Он, обгоняя сестру, спустился на второй этаж и вошел в светлое, просторное хирургическое отделение.
Опять, как тогда в приемном покое при поступлении, у Сухачева лихорадочно блестели глаза, лицо раскраснелось. Он лежал спокойно, держа руки поверх одеяла на груди, ладонями книзу и устремив взгляд прямо перед собой. Когда пришел врач, он не повернул головы, лишь скосил глаза.
Голубев взял табурет, сел рядом с кроватью и, слегка наклонясь вперед, спросил:
— Как себя чувствуешь, Павлуша?
— Жарко, — сказал Сухачев, облизывая губы. — Попить бы.
— Много пить нельзя. На сердце лишняя нагрузка. Понимаешь?
Сухачев еле заметно кивнул головой. Ирина Петровна подала кружку с водой.
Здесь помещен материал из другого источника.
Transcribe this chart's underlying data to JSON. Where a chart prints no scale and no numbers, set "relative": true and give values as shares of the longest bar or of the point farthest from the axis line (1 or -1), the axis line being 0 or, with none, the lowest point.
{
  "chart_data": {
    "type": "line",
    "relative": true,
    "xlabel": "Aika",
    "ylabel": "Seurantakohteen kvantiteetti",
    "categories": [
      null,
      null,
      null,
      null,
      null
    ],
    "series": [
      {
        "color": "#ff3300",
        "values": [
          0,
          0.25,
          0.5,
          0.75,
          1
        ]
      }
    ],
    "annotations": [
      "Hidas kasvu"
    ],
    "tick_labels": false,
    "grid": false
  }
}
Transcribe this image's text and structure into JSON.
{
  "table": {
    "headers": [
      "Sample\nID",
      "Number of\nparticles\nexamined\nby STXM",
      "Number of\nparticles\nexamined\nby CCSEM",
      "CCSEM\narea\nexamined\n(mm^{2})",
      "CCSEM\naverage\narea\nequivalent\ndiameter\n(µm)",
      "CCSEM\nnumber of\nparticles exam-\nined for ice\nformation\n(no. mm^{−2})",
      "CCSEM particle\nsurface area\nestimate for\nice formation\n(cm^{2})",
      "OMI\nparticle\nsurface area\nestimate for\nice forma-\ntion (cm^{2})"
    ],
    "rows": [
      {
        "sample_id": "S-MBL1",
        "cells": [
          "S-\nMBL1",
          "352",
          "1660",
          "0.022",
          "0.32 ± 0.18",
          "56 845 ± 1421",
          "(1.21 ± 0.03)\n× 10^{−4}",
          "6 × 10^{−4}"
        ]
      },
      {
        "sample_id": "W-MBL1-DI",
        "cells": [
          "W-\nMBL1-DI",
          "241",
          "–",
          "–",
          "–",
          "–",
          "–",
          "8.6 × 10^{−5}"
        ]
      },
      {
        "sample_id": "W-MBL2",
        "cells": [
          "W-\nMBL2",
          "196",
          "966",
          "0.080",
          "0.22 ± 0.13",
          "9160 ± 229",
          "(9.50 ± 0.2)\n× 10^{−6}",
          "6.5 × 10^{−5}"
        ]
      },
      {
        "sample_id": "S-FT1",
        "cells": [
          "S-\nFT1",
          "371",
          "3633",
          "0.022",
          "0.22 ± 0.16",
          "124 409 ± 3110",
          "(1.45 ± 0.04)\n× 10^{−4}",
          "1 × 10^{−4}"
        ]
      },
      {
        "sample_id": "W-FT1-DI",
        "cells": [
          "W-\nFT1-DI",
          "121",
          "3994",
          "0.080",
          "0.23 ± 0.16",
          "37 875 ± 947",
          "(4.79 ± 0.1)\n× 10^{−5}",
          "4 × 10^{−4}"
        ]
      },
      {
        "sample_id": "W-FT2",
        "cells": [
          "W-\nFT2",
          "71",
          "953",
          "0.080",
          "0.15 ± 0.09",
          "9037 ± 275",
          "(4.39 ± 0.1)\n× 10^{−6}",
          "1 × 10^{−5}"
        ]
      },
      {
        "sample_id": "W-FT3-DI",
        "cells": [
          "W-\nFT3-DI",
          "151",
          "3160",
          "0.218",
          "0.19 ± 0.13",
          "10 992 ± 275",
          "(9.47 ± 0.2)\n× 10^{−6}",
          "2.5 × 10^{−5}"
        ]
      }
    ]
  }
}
Он отпил два глотка — отвел руку сестры.
Голубев заметил, что при дыхании у него снова раздувались ноздри. «Неужели повторяется все сначала? — подумал Голубев. — Сейчас больной ослабел. Ему гораздо труднее будет перенести болезнь».
Он взял горячую руку Сухачева и начал считать пульс. Насчитал сто ударов в минуту, однако пульс был удовлетворительного наполнения и напряжения. Сердце Сухачева работало лучше. Голубев начал осмотр. Грудь больного была забинтована, слушать можно было только там, где не было бинтов. Между лопатками он уловил легкое потрескивание, напоминающее звук при бритье, — так называемые крепитирующие хрипы.
«Так оно и есть — пневмония. Она была и еще не успела разрешиться. Перикардит заслонил ее. А сейчас она как бы выползла вновь. Выдержит ли сердце — больное, оперированное сердце?»
— Ничего, это ничего, — сказал Голубев как можно спокойнее, одергивая рубашку на Сухачеве и укрывая его одеялом. — Ирина Петровна, начнем пенициллин, сразу по сто тысяч единиц.
— Хорошо, доктор.
Она посмотрела на Голубева так, точно собиралась сказать: «Я вас понимаю, Леонид Васильевич. Положение нелегкое».
Сухачев поверил словам врача. За эти дни он убедился, что гвардии майору можно верить. В короткие минуты просветления он наблюдал, с каким уважением относились к врачу больные, слышал от Хохлова: «Наш врач толковый», мама говорила: «Нешто какого-нибудь в такой госпиталь поставят». А главное — убедился на себе. Как бы тяжело ни было, доктор всегда делал так, что ему становилось легче. И теперь он что-нибудь придумает.